“Husbands, likewise, submit by living with your wife in ways that honor her, knowing that she is the weaker partner. Honor her all the more, as she is also a coheir of the gracious care of life. Do this so that your prayers won’t be hindered.”
1 Peter 3:7 (Common English Bible)
During a semester of study in Coventry, England, I was told that a prominent cathedral hosted a guest pastor one particular Sunday. Anticipation of this guest was created by his reputation as a preacher of considerable excellence. The cathedral that morning was packed with worshipers, all eager to hear from a preacher of an unusual caliber. At the beginning of the service, he stepped into the pulpit, looked confidently at the congregation, and spoke the familiar words of the liturgy, “The Lord be with you.” The usual response that followed would be, “And also with you.” However, there seemed to be a glitch with the sound system. No one worshiping could hear the pastor. He grabbed the microphone and adjusted it upward—closer to his voice—and repeated the liturgy. Again, the sound system failed to capture his words. With that second failure, the pastor looked back to the sound technicians, slammed his hand down on the pulpit, and shouted, “There is a problem with the sound system!” The glitch was now corrected, and everyone heard the pastor. They responded, “And also with you!”
In this passage of scripture, Peter turns his attention to the relationship between wife and husband. It is unfortunate that some interpreters of the Bible reflect more on the misogyny of ancient times than the primary thrust of these words. The primary argument here is that one’s conduct must be informed by a new life in Christ for a vital experience of prayer. Peter uses marriage as an interpretive tool. In the ancient time of Peter’s writing, only the husband had privileges. Women had few. William Barclay writes, “If you were to catch your wife in the act of infidelity, you could kill her with impunity without a trial; but, if she were to catch you, she would not venture to touch you with her finger and, indeed, she has no right.”[i] The operative moral code of that day placed all responsibility on the wife and all the privilege on the husband. Peter objects to this view and provides a new relationship dynamic shaped by the Gospel of Jesus. Prayers, therefore, must be made from one no longer captive to the old world order. Unless we approach prayer with a Gospel-shaped life, we experience a hindrance in our communion with God.
The privilege of prayer always demands a corresponding obligation. Anyone who prays for recovery from illness must match that prayer with a responsible diet, exercise, and rest. An actor or actress who prays for an opportunity to perform on a Broadway stage must match that prayer with hard work in acting lessons and rehearsal for auditions. Anyone who aspires to publish begins by writing the first sentence. Ernest Hemingway once commented, “All you have to do is write one true sentence. Write the truest sentence that you know.”[ii] Effort must accompany prayer. Prayer without personal effort is merely wishful thinking or a belief in magic. That person remains captive to a sense of privilege without responsibility. It is a mindset that limits their access to God. Christian growth involves, among other things, getting rid of those attitudes, ways of speaking, and behavior patterns that elevate self above concern for others.
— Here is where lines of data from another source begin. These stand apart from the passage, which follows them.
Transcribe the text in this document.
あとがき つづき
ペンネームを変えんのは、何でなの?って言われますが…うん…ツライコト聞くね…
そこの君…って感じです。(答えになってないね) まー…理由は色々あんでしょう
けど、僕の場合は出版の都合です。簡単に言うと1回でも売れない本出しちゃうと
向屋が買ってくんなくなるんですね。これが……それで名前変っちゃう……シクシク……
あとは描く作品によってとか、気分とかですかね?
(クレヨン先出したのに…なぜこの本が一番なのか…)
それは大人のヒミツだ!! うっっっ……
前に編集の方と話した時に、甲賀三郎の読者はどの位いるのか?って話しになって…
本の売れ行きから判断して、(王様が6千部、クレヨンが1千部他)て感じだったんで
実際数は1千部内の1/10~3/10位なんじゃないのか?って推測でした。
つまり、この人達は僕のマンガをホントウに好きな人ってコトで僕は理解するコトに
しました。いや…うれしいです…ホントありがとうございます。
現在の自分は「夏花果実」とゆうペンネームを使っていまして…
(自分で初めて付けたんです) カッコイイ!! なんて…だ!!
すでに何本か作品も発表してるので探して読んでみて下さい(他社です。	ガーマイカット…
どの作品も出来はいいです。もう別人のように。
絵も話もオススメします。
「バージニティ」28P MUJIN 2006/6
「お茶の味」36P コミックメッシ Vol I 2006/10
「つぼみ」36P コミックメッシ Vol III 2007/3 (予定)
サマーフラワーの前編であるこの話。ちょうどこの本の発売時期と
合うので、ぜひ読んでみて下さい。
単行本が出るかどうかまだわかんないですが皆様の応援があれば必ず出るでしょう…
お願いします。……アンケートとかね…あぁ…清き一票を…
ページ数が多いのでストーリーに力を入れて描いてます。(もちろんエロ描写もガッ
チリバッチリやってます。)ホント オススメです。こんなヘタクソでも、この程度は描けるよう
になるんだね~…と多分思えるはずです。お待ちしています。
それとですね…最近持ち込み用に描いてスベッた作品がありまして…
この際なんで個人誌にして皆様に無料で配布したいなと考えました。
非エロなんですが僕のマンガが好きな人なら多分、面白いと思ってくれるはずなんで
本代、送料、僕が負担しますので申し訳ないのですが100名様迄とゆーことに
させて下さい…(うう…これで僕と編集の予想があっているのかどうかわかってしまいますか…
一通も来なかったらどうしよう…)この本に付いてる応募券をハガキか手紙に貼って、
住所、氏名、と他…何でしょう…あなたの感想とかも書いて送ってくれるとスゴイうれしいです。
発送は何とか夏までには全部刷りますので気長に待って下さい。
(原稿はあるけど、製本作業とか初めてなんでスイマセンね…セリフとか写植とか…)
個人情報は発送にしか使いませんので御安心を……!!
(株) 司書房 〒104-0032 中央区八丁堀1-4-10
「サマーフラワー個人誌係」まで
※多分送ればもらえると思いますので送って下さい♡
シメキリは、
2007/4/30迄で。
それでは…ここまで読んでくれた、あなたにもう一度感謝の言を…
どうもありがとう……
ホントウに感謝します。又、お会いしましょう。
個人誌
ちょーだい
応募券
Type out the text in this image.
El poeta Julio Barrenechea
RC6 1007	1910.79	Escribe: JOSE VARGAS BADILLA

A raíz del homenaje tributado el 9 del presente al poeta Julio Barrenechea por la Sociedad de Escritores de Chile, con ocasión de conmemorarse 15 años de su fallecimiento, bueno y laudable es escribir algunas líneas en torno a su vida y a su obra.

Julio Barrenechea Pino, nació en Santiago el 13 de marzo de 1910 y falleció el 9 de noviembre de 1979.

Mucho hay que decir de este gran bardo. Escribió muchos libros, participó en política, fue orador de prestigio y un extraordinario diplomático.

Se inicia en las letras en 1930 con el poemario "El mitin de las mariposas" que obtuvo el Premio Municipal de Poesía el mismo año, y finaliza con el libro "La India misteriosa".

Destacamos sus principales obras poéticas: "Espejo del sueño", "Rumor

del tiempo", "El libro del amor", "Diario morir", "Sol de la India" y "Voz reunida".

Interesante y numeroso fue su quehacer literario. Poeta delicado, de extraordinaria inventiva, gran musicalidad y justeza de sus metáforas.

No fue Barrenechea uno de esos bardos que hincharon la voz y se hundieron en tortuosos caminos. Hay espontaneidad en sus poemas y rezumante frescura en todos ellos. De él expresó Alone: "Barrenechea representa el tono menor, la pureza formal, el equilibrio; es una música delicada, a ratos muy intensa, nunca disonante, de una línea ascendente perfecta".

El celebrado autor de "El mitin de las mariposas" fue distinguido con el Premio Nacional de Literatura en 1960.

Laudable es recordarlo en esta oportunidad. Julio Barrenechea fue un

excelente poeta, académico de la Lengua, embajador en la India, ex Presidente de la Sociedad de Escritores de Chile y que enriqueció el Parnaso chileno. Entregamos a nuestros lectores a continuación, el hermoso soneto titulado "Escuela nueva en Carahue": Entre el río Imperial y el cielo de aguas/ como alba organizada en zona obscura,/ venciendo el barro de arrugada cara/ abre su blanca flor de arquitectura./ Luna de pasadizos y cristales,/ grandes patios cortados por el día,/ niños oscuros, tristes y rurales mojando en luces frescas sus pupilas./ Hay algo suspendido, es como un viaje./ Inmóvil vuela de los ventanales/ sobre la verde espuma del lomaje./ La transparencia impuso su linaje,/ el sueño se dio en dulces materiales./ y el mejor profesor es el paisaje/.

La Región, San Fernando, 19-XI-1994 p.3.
Forbid yourself from indulging in thoughts that you deserve better. Those thoughts are self-destructive. Exchange such thoughts with gratitude and begin to affirm that God is active in your life, seeking to bless you.
The Gospel of Jesus has changed the moral code of relationships; the relationship of men to slaves and wives. For wives, this submission is one where men are to live with their wives “in ways that honor her.” More, the wife is now “a coheir of the gracious care of life.” The marriage is now hallowed and enriched, an equality of both the husband and wife established as sons and daughters of God. No longer are women inferior to men. This new relationship dynamic will be lived in a world that holds a very different view of the matter. This mutual relationship of honor creates a channel for God’s blessing to flow. Living as God intends, clothing one’s behavior in conduct that is in concert with God’s desire for us reshapes prayers that are made. Alignment of conduct with God’s values results in higher aspirations which experience fulfillment. If there is little room in one’s life for attention to Jesus, there is little room for the participation of God in such a life. If we feel that our prayers are hindered—are ineffective—the trouble may be that there is something wrong with us.
[i] William Barclay, The Daily Study Bible Series: The Letters of James and Peter (Philadelphia: The Westminster Press, 1976) 223.
[ii] Ernest Hemingway, A Moveable Feast: The Restored Edition (New York, London, Toronto, & Sydney: Scribner, 1964) 12.